Que dites-vous lorsque certains exploitants de salle estiment que les réalisateurs camerounais font des films peu vendables, au regard du choix des sujets?
Le cinéma est d’abord un métier et on ne peut pas faire le cinéma pour vendre les films. Tant mieux pour celui qui a la chance de faire un film qui marche, telle que Joséphine Ndagnou. Chacun a sa façon d’écrire. On fait d’abord un film pour soi-même, ce qu’on ressent. On ne peut pas commencer à faire un film en disant qu’il se vendra. On comprend les exploitants. Ce sont des commerçants.

Si vous ne vendez pas, où comptez-vous diffuser vos films, lors des festivals ?
Certains réalisateurs visent la télévision. Leur souci n’est donc pas de faire salles pleines. Ils visent et les salles et la télévision. Si nous devons faire des films pour les salles, combien de salles y a-t-il au Cameroun ? D’autres travaillent sur des sujets qui vont au-delà du Cameroun. A l’instar de Mon Ayon qui concerne bien les pays de la sous région.

Quelle est la récurrence des problèmes pour lesquels vous avez été sollicité pendant cette année ?
Les problèmes ont été les mêmes : les demandes d’aide ou de coproduction avec le ministère.

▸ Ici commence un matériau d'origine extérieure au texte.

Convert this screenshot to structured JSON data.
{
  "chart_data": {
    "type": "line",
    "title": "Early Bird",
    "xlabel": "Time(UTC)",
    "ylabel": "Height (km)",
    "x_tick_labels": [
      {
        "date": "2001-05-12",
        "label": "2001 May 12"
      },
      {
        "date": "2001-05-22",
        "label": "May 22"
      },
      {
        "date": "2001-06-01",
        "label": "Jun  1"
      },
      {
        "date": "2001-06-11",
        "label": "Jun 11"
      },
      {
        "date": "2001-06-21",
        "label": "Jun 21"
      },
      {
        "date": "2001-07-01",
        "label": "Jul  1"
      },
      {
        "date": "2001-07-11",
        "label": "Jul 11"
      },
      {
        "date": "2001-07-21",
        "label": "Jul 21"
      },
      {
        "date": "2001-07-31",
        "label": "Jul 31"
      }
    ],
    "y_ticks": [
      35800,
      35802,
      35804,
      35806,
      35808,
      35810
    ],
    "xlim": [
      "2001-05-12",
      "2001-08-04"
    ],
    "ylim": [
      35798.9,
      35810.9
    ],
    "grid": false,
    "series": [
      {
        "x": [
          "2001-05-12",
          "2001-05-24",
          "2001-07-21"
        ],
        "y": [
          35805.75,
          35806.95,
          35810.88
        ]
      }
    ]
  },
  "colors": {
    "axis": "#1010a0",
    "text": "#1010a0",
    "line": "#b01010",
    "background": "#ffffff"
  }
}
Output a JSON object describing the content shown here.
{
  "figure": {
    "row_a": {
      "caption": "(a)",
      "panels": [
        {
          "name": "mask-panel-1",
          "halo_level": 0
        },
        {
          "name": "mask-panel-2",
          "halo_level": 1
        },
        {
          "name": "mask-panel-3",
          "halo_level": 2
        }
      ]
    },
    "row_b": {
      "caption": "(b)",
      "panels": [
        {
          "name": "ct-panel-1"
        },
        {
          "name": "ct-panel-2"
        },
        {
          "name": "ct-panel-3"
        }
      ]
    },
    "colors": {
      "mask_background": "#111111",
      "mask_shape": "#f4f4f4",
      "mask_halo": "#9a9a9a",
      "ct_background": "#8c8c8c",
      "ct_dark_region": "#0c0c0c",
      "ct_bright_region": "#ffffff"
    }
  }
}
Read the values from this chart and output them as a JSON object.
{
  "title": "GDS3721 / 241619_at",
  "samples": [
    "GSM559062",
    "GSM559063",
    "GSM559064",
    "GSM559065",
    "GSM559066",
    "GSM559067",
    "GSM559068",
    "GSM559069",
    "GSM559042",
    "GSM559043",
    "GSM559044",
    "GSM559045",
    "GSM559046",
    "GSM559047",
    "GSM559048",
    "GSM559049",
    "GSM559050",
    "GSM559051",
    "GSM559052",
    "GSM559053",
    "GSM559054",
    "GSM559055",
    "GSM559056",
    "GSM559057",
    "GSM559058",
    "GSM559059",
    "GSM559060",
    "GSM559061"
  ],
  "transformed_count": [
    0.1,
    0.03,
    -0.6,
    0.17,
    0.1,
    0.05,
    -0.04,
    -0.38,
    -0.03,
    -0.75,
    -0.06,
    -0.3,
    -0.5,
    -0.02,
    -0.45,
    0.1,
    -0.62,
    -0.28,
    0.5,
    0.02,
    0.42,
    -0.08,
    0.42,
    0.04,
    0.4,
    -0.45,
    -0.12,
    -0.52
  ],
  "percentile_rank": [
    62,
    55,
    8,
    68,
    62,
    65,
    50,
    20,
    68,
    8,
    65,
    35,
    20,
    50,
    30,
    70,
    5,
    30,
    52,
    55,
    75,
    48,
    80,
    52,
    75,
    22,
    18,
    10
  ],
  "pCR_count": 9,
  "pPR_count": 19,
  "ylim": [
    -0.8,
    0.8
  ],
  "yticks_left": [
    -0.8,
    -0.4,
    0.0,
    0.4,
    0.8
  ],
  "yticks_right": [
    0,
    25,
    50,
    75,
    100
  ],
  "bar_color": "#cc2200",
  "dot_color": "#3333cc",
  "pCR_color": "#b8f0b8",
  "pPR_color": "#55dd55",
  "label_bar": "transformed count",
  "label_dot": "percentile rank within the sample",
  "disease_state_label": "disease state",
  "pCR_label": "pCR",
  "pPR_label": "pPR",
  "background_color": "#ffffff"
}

Or, ce ministère n’a pas les moyens de satisfaire tout le monde, car le compte d’affectation spécial n’est pas que pour le cinéma, même si ce dernier prend le plus grand lot.

Sous vos oripeaux de réalisateur et de responsable du ministère de la culture, comment comptez-vous résoudre le problème de distribution que décrie réalisateurs et exploitants de salles ?
C’est le plus grand problème que connaît le cinéma camerounais. On y réfléchit puisqu’on ne fait pas un film pour le garder dans les tiroirs. Les salles étant rares et les responsables jouissent de l’état de monopole, fixant les prix hors de portée. Nous pensons à faire de petites salles dans les banlieues, car il n’est plus question de grandes salles aujourd’hui. Il faut ramener les salles vers le public. Yaoundé s’est considérablement agrandi et il est très difficile de partir d’un quartier lointain pour la seule salle ouverte en ce moment. Dans ce sens, l’Etat encourage ceux qui veulent investir dans ce domaine.